IV. QUESTIONS EN LITIGE

[11] Je dois examiner les deux questions suivantes :

  1. Les plaignants devraient-ils être autorisés à modifier leurs plaintes pour y inclure une allégation selon laquelle la PNSR a commis un acte discriminatoire en usant de représailles contre les plaignants, au sens de l’article 14.1 de la LCDP?

  2. L’audience devrait-elle être rouverte pour permettre aux plaignants de présenter des éléments de preuve concernant la lettre?

V. ANALYSE

A. Les plaignants peuvent modifier leurs plaintes pour y ajouter une allégation fondée sur l’article 14.1

[12] Le Tribunal a le pouvoir de modifier une plainte pour y ajouter une allégation de représailles (Saviye c. Afroglobal Network Inc., 2016 TCDP 18, au par. 14). Une modification devrait être autorisée si l’allégation de représailles est, de par sa nature, liée à la plainte initiale et peut être considérée comme soutenable (Virk c. Bell Canada (Ontario), 2004 TCDP 10, au par. 7). La modification ne devrait pas être autorisée s’il est manifeste et évident que l’allégation ne saurait être jugée fondée. Un préavis suffisant doit être donné à l’intimé afin de ne pas lui causer préjudice et de lui permettre de se défendre de façon appropriée (Bressette c. Conseil de bande de la Première nation de Kettle et Stony Point, 2004 TCDP 2, aux par. 5 et 6).

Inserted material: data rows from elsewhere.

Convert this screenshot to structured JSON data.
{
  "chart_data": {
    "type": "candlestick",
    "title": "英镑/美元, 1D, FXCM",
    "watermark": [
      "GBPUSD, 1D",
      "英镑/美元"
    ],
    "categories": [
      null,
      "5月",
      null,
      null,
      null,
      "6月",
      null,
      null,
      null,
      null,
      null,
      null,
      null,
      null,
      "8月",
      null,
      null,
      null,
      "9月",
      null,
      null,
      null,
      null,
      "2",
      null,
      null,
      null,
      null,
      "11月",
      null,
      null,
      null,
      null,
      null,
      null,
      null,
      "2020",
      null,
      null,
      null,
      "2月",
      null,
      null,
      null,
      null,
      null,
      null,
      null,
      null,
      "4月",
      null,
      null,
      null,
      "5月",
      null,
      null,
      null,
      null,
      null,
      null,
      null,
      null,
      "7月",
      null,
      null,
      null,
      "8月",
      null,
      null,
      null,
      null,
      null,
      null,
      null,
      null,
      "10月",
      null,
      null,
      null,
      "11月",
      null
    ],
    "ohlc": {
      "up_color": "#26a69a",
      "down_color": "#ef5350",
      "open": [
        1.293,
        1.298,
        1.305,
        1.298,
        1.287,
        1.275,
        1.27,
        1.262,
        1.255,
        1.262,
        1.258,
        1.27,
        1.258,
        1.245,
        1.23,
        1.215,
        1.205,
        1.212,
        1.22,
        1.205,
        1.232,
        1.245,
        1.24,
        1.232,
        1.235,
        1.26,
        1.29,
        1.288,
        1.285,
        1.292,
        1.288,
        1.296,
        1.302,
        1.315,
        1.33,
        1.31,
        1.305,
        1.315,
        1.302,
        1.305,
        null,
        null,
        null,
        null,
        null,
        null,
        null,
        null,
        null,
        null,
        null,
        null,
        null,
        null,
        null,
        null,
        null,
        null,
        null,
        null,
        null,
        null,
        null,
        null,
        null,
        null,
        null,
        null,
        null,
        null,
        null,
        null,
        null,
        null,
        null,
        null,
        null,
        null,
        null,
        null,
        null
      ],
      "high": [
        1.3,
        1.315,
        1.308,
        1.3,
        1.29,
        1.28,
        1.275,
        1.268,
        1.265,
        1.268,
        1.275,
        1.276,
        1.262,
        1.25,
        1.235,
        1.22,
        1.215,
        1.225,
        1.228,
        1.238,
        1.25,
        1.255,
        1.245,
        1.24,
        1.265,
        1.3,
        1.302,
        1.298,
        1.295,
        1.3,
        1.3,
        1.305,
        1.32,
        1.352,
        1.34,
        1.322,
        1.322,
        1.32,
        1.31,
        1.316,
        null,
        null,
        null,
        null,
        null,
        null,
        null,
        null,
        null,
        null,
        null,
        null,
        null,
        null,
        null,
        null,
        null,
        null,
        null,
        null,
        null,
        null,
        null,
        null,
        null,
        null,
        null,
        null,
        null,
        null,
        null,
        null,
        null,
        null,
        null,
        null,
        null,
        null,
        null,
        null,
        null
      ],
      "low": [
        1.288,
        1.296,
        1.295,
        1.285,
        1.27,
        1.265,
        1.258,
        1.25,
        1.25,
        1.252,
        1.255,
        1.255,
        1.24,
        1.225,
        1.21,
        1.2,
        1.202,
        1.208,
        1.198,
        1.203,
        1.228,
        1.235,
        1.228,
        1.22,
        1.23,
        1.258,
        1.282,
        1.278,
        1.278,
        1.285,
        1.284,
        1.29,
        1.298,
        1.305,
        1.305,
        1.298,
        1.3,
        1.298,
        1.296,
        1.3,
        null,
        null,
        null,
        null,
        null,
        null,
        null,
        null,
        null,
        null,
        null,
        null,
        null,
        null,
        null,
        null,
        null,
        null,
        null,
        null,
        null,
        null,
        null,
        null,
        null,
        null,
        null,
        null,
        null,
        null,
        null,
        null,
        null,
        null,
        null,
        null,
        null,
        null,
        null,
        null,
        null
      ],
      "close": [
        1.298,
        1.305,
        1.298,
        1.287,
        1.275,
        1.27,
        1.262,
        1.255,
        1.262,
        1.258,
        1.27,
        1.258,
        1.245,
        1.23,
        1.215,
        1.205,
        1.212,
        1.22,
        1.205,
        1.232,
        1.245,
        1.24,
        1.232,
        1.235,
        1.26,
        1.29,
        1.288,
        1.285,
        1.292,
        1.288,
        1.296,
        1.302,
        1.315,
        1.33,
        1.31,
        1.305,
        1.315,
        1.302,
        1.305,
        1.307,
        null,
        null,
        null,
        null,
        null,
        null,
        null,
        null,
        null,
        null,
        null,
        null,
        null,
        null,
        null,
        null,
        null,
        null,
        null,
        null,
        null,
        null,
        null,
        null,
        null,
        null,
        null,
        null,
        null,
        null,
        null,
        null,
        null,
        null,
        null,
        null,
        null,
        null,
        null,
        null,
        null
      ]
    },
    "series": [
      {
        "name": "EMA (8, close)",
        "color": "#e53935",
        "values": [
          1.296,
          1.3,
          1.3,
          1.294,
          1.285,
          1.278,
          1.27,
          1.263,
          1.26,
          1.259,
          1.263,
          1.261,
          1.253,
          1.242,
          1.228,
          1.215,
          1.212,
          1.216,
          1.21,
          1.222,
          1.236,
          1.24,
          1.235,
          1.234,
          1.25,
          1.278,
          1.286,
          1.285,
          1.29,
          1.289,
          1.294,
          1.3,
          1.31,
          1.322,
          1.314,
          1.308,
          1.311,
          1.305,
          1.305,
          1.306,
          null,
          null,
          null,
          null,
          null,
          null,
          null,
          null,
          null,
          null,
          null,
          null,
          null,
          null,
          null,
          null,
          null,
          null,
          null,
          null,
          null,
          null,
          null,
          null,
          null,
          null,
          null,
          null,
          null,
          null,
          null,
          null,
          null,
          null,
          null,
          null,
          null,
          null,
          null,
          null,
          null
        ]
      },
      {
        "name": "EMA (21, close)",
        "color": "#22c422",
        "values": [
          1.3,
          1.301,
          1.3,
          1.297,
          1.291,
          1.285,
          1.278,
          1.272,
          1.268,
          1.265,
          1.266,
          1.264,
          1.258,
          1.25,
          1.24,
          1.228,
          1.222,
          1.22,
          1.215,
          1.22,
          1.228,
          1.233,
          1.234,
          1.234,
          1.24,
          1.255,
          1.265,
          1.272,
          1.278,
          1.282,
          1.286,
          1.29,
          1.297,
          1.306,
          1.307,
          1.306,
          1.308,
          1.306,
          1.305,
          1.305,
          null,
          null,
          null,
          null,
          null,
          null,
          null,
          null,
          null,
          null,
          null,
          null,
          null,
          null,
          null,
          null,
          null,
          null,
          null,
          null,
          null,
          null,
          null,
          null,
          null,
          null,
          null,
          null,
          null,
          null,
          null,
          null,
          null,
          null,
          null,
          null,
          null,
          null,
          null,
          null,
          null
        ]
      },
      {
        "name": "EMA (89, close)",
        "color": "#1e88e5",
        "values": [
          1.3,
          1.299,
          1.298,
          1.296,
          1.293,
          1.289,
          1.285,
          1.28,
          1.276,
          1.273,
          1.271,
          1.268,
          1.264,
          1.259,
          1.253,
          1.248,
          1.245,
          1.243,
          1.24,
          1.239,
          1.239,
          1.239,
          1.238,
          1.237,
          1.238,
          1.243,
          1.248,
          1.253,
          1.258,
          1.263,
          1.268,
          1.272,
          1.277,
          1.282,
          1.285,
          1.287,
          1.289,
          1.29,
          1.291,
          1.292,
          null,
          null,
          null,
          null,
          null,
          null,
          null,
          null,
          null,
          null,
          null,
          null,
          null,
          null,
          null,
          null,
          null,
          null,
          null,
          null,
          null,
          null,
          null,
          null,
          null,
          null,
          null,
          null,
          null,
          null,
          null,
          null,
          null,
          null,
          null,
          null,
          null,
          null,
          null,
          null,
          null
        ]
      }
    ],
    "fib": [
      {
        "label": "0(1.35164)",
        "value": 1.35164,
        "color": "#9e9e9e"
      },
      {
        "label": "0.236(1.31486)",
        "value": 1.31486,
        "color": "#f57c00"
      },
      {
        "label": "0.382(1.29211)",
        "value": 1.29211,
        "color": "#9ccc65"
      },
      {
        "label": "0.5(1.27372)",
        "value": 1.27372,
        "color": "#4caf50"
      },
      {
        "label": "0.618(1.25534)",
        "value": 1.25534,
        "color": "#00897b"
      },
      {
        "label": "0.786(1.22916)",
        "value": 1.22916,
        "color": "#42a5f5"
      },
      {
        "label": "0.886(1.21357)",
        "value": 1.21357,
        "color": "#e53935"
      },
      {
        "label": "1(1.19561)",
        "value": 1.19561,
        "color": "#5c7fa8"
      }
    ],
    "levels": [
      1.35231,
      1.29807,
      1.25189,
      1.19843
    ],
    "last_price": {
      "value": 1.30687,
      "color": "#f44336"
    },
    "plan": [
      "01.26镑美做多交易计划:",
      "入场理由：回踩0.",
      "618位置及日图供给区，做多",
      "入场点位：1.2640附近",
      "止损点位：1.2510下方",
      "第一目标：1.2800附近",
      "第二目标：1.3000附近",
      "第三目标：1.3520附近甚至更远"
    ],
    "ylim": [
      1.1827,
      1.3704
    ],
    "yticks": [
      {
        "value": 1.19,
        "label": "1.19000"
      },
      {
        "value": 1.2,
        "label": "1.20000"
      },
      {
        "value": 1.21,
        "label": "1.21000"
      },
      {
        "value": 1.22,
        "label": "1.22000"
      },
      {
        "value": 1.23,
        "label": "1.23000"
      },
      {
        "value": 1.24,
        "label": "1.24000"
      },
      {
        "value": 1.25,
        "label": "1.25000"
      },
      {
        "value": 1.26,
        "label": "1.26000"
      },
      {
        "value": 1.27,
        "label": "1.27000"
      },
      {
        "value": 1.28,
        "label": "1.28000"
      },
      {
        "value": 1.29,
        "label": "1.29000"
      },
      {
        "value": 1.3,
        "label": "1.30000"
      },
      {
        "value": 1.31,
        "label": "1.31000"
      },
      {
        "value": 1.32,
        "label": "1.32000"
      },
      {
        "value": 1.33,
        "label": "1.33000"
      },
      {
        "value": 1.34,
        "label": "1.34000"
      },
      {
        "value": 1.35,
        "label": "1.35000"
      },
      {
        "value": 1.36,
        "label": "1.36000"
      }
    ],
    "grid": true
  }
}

[13] En l’espèce, le lien entre les plaintes initiales et l’allégation de représailles est évident. La lettre traite explicitement des plaintes. Elle fournit des détails sur l’audience, y compris sur les personnes qui y ont témoigné, et à quel moment. Elle expose le point de vue de la PNSR sur les faits qui ont mené à sa décision de cesser de verser des paiements de la DPC aux plaignants et à d’autres membres dont la situation est similaire. La lettre se termine en informant les membres de ce qui, selon la PNSR, serait les conséquences possibles pour la PNSR et ses membres si les plaintes étaient jugées fondées. Je suis convaincu que le lien est établi.

[14] La question suivante est celle de savoir si l’allégation de représailles est soutenable. Les plaignants soulignent le ton de la lettre et le fait qu’elle ressemble à une attaque contre eux, d’autant plus qu’elle les identifie nommément. Selon la lettre, les témoins de Mme Way ont témoigné [traduction] « contre la PNSR », et les témoins appelés par la PNSR, eux, ont témoigné [traduction] « pour la PNSR ». La Commission soutient que ces affirmations pourraient avoir pour effet de retourner des membres de la communauté contre les plaignants et d’isoler davantage ces derniers de la communauté. La lettre pourrait aussi être une tactique d’intimidation visant à dissuader les membres de témoigner dans le cadre de futures demandes relatives aux paiements de la DPC.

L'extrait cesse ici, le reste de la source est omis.